At some point, manually labeling every example doesn’t scale. That’s when you need an automated evaluator to do the heavy lifting for you.

Iteratively Build Your Evaluator

You have been labeling by hand. That worked for the first 50–100 examples, but now you want to evaluate thousands of traces automatically. You need an evaluator. This is a system that can judge outputs without a human in the loop.

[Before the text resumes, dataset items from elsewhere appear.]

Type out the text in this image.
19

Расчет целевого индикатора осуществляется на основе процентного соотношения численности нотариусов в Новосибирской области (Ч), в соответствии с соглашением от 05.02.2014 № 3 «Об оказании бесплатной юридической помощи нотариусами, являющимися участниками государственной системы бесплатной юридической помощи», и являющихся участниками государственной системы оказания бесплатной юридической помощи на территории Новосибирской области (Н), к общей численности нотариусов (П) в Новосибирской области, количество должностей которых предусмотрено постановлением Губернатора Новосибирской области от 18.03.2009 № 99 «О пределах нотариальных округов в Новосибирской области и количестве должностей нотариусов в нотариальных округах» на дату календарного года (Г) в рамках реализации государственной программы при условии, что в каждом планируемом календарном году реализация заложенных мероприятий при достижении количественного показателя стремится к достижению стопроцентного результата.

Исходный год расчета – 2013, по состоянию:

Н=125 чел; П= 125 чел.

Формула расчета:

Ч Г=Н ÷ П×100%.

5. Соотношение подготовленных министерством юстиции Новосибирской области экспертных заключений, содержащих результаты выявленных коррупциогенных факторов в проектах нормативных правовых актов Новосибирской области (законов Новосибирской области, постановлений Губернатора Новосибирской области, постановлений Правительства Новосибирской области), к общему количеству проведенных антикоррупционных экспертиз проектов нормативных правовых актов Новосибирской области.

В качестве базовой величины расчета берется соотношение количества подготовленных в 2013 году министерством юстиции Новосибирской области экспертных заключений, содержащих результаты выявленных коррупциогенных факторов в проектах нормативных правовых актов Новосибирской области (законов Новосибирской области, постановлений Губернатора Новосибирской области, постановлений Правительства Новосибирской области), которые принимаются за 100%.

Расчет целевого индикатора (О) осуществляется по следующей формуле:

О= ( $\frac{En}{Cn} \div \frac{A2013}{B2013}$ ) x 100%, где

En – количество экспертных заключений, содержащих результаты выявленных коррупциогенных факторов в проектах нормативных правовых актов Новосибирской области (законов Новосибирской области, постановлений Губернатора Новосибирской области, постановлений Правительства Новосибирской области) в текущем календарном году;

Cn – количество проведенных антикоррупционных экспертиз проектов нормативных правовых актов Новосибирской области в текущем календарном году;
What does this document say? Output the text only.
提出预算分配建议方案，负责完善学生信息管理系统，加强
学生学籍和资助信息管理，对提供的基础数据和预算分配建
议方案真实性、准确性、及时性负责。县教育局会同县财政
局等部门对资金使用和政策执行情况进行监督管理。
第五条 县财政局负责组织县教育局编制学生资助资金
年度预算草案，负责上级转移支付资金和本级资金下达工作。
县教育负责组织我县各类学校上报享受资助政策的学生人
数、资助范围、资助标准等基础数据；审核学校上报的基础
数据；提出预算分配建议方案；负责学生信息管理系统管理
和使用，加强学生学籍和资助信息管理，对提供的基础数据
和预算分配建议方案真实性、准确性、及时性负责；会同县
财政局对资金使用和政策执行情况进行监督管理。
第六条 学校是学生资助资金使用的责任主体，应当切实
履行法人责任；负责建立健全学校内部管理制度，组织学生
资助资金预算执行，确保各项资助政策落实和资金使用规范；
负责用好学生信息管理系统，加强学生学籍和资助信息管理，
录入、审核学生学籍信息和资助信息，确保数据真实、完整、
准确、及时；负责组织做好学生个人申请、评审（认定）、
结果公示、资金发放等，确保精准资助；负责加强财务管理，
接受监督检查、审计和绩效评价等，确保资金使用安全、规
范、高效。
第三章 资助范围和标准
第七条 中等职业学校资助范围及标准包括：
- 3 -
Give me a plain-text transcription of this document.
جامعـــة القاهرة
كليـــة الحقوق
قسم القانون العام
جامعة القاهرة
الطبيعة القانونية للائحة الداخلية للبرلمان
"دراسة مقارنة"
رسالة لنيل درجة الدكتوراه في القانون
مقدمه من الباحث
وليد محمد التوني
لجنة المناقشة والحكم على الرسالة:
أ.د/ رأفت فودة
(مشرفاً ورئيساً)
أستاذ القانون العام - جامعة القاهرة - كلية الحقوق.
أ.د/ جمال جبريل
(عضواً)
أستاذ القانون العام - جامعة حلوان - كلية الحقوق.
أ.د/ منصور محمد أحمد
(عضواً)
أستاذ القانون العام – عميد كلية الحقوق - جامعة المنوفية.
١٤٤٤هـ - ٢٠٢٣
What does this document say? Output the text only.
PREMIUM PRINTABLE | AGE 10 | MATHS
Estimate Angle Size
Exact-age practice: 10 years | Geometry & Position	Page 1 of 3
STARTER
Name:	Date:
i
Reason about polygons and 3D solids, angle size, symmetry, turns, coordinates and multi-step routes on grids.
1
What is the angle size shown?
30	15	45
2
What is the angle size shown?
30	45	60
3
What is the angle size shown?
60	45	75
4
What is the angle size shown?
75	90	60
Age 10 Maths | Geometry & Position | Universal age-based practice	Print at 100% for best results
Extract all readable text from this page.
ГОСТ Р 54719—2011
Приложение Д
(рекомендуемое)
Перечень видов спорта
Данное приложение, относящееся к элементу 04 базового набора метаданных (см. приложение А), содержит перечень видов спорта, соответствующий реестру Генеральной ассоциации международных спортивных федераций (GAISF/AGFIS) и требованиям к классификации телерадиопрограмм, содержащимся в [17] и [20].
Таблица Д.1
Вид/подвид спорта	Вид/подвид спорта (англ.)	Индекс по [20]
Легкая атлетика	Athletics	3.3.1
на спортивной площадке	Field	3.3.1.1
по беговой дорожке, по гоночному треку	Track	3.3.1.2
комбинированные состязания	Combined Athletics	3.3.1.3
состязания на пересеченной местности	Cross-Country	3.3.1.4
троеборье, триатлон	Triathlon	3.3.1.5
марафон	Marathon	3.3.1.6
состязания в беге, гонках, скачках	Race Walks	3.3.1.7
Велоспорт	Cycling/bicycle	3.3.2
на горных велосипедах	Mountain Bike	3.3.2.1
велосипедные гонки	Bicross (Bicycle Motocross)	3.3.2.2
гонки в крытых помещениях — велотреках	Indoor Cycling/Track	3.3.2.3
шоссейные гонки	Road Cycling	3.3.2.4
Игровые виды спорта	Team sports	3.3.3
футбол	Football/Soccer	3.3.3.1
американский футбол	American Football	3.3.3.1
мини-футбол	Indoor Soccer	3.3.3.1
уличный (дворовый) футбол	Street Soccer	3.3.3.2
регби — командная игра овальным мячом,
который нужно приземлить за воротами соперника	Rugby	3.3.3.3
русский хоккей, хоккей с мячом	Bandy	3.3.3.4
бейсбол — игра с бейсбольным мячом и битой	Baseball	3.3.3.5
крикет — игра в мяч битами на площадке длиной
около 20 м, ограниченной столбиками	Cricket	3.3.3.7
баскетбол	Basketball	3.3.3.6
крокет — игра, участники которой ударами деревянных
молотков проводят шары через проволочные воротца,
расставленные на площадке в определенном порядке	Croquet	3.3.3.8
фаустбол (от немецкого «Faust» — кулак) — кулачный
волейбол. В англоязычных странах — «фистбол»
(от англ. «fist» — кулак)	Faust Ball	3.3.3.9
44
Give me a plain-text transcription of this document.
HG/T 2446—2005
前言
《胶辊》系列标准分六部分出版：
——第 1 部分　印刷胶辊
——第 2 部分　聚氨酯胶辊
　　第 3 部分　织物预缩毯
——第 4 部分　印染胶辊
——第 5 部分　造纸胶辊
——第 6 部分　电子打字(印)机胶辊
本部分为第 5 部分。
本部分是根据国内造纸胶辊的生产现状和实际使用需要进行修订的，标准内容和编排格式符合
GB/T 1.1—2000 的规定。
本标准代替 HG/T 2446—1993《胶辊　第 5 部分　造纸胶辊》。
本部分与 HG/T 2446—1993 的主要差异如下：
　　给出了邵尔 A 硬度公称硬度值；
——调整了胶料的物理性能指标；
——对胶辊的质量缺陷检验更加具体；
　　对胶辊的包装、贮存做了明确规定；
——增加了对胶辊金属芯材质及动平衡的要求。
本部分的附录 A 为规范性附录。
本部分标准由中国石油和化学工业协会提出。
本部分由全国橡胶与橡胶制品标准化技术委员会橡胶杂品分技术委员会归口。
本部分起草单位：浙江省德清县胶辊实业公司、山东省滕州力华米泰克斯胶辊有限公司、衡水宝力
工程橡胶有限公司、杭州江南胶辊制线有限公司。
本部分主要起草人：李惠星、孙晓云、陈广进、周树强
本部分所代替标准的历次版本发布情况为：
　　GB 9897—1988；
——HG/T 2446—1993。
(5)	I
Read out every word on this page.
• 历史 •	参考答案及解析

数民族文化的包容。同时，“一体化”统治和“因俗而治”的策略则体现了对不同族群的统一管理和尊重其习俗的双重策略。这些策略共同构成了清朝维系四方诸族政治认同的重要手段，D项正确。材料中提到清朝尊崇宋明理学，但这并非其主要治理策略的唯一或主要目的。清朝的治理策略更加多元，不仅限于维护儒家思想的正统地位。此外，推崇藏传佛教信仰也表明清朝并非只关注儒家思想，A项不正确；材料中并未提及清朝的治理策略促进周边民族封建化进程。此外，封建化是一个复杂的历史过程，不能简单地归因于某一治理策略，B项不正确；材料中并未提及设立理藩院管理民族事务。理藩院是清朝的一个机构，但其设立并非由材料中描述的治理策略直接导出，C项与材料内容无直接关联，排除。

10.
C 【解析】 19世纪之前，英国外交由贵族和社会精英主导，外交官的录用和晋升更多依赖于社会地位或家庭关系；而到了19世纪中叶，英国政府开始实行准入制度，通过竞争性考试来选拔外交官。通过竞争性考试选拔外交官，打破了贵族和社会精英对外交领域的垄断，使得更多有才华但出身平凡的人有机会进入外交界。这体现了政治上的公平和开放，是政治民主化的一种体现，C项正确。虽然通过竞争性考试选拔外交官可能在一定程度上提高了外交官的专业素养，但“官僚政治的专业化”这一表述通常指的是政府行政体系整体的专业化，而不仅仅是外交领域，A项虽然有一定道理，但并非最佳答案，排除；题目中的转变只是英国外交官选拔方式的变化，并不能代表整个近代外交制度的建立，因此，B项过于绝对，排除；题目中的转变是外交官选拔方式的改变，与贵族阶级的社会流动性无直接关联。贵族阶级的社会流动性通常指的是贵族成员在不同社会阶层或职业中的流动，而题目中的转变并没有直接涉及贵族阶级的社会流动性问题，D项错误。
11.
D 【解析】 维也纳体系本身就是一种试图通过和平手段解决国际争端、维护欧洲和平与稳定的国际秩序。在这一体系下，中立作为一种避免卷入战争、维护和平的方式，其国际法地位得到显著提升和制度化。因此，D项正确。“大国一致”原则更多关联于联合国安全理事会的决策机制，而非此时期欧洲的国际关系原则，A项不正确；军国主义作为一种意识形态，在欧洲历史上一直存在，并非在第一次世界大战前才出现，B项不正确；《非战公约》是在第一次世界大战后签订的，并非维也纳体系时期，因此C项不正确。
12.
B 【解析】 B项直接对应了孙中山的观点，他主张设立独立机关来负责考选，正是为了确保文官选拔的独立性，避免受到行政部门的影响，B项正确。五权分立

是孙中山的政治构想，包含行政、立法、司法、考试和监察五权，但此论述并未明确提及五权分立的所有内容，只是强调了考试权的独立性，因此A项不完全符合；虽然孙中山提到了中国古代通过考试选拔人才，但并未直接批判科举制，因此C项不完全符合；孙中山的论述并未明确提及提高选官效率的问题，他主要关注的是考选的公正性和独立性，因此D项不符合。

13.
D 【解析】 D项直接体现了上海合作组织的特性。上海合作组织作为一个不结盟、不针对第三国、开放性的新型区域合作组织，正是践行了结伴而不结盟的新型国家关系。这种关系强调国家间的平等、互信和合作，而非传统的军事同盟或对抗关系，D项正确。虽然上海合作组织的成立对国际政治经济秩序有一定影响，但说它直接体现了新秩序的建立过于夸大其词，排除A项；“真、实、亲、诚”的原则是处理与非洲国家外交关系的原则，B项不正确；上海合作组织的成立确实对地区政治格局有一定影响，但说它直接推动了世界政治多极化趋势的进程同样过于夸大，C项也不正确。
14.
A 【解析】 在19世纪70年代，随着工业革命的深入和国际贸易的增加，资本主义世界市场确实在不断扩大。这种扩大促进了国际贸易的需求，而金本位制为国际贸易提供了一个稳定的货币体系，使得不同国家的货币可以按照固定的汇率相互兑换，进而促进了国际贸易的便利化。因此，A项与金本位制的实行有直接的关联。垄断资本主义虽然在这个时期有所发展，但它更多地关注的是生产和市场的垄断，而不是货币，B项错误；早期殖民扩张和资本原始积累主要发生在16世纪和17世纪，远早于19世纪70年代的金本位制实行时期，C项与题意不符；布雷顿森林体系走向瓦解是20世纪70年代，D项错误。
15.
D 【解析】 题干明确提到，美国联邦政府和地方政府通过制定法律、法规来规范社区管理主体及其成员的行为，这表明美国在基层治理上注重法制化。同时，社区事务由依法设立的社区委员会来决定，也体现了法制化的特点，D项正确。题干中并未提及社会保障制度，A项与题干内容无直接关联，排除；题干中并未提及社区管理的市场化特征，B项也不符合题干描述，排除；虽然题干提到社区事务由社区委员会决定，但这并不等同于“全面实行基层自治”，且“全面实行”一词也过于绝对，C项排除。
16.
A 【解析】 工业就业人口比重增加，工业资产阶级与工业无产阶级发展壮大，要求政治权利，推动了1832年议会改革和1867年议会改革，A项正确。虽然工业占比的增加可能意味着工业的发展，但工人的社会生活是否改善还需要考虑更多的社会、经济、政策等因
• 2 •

The key insight is to build it iteratively using the human-labeled data you have already collected, rather than designing evaluation criteria from scratch.

Before building your evaluator, split your labeled dataset into subsets:

Train: The examples you will use to build and tune your evaluator (e.g., as few-shot examples in your LLM judge prompt).
Dev: The examples you will use to check whether your evaluator is working while you iterate on it.
Test: The examples you set aside and never touch until you are ready for a final evaluation of your evaluator’s quality.

We will cover the details of how to split effectively and how to evaluate the evaluator’s effectiveness in Article 5. For now, the key idea is: do not train and test on the same data. Exactly how we do when training any other AI model.

Due to the nature of AI app outputs, which are non-deterministic, unstructured, and subjective, the most popular approach is to use an LLM to grade another LLM’s output. This is known as an “LLM judge” or “LLM-as-a-judge”.

At this stage, build one binary LLM judge that runs across your entire dataset. Think of it as a binary classifier: for each trace, it returns Pass (1) or Fail (0) plus a critique explaining its reasoning. Not a 1–5 scale. Not a letter grade. Just pass/fail with a written justification. This mirrors exactly what your domain expert did during manual labeling.

Binary judgments are clear, actionable, and easy to aggregate. A score of “3.2 out of 5” is hard to interpret and even harder to act on. Pass/fail forces clarity and creates actionable insights.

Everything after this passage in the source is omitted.